Michael Platt’s BlueCrest Capital Management LLP is spinning off its computer-driven hedge funds into a separate investment firm, just weeks after saying it would cut their management fees as assets drop.

The new firm, Systematica Investments, will be led by Leda Braga, BlueCrest’s head of systematic trading, and manage the $8.3 billion in BlueTrend Fund and BlueTrend 2x Leveraged Fund, London-based BlueCrest said in a statement today.

Separately, BlueCrest fired four U.S. stock fund managers whose performance was lagging, according to a person with knowledge of the matter. BlueCrest’s assets had slumped to $27.4 billion from a peak of $37.4 billion in May last year, according to an investor update. The BlueTrend funds reduced management fees from 2 percent to 1.5 percent earlier this month after assets tumbled in the past year.

The split will be easier for risk control, Braga, 48, said in a telephone interview. She said she and Platt have “talked about this over a period, on and off, and the different reasons and in different contexts for doing it,” without elaborating.
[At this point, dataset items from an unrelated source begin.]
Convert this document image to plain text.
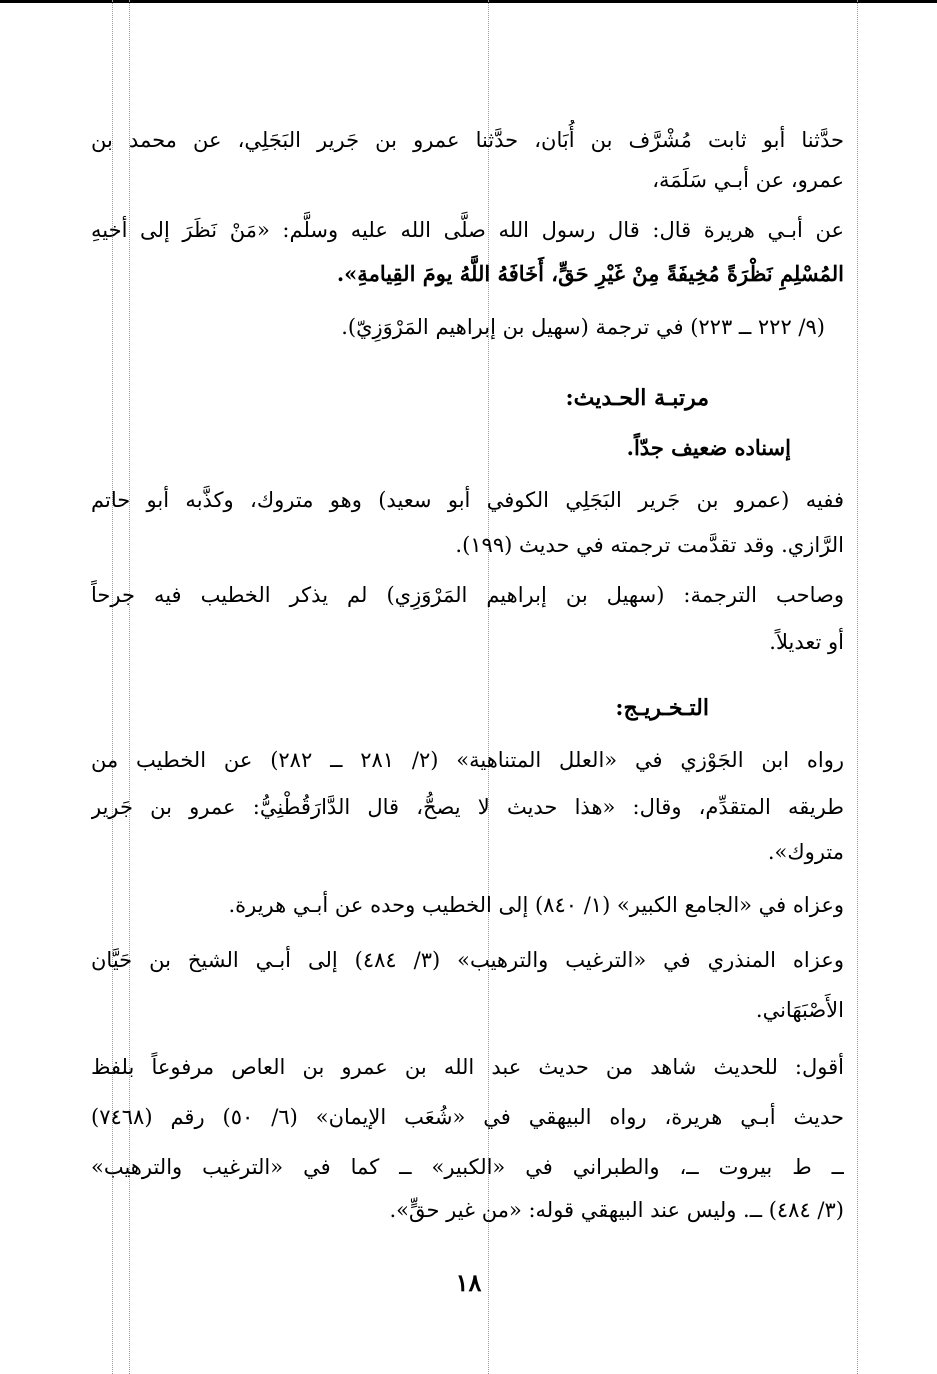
حدَّثنا أبو ثابت مُشْرَّف بن أُبَان، حدَّثنا عمرو بن جَرير البَجَلِي، عن محمد بن
عمرو، عن أبـي سَلَمَة،
عن أبـي هريرة قال: قال رسول الله صلَّى الله عليه وسلَّم: «مَنْ نَظَرَ إلى أخيهِ
المُسْلِمِ نَظْرَةً مُخِيفَةً مِنْ غَيْرِ حَقٍّ، أَخَافَهُ اللَّهُ يومَ القِيامةِ».
(٩/ ٢٢٢ ــ ٢٢٣) في ترجمة (سهيل بن إبراهيم المَرْوَزِيّ).
مرتبـة الحـديث:
إسناده ضعيف جدّاً.
ففيه (عمرو بن جَرير البَجَلِي الكوفي أبو سعيد) وهو متروك، وكذَّبه أبو حاتم
الرَّازي. وقد تقدَّمت ترجمته في حديث (١٩٩).
وصاحب الترجمة: (سهيل بن إبراهيم المَرْوَزِي) لم يذكر الخطيب فيه جرحاً
أو تعديلاً.
التـخـريـج:
رواه ابن الجَوْزي في «العلل المتناهية» (٢/ ٢٨١ ــ ٢٨٢) عن الخطيب من
طريقه المتقدِّم، وقال: «هذا حديث لا يصحُّ، قال الدَّارَقُطْنِيُّ: عمرو بن جَرير
متروك».
وعزاه في «الجامع الكبير» (١/ ٨٤٠) إلى الخطيب وحده عن أبـي هريرة.
وعزاه المنذري في «الترغيب والترهيب» (٣/ ٤٨٤) إلى أبـي الشيخ بن حَيَّان
الأَصْبَهَاني.
أقول: للحديث شاهد من حديث عبد الله بن عمرو بن العاص مرفوعاً بلفظ
حديث أبـي هريرة، رواه البيهقي في «شُعَب الإيمان» (٦/ ٥٠) رقم (٧٤٦٨)
ــ ط بيروت ــ، والطبراني في «الكبير» ــ كما في «الترغيب والترهيب»
(٣/ ٤٨٤) ــ. وليس عند البيهقي قوله: «من غير حقٍّ».
١٨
BlueTrend gained about 9 percent in August, Braga said. The BlueTrend strategy had shrunk almost 50 percent from May of last year through Aug. 1 of this year and posted losses of 11.5 percent in 2013, its first annual decline since it was started a decade ago.

Separate Decision

The departure of four of the firm’s 18 U.S. fund managers is unrelated to BlueTrend, said the person, who asked not to be identified as the matter is private. The firing of the fund managers was reported earlier by the Wall Street Journal, which also said head of U.S. equities Jonathan Larkin has resigned.

“We remain very focused on performance, and unfortunately we’ve had to make some changes in the U.S. business,” BlueCrest Chief Financial Officer Andrew Dodd said in an e-mailed statement. “Our overall strategy remains very firmly in place and we will continue to grow and build the fund.”

Braga said the decision to create the new firm wasn’t related to the fee cuts, and she couldn’t remember whose initial idea it was to split off BlueTrend.

“The whole space had been cutting fees, and we felt to stay competitive we needed to cut,” Braga said. “The discussions took place quite apart from the plans to launch Systematica.”

100 Staff

Braga will control Systematica, with BlueCrest retaining a minority stake. After the spinoff, BlueCrest will manage assets of $17.8 billion in its discretionary trading funds, BlueCrest Capital International and AllBlue. It will also manage a quantitative equity strategy in AllBlue, which will continue to invest in BlueTrend.

BlueCrest has agreed that it won’t compete in computer-driven trading, Braga said.

The new firm will start in January with about 100 staff based in Jersey, Geneva, Singapore, London and New York, according to the statement.

“At $9 billion, this will be one of the larger firms in Europe,” Dodd said by phone.

Dodd said his role at BlueCrest is unchanged and the firm will have a seat on Systematica’s board. He declined to say what economic interest BlueCrest will maintain in the new firm.

BlueCrest, which billionaire Platt, 46, started in 2000, had the ratings on its funds reduced earlier this year by a top investment adviser who said it hadn’t provided sufficient information about a proprietary fund run for the benefit of its partners.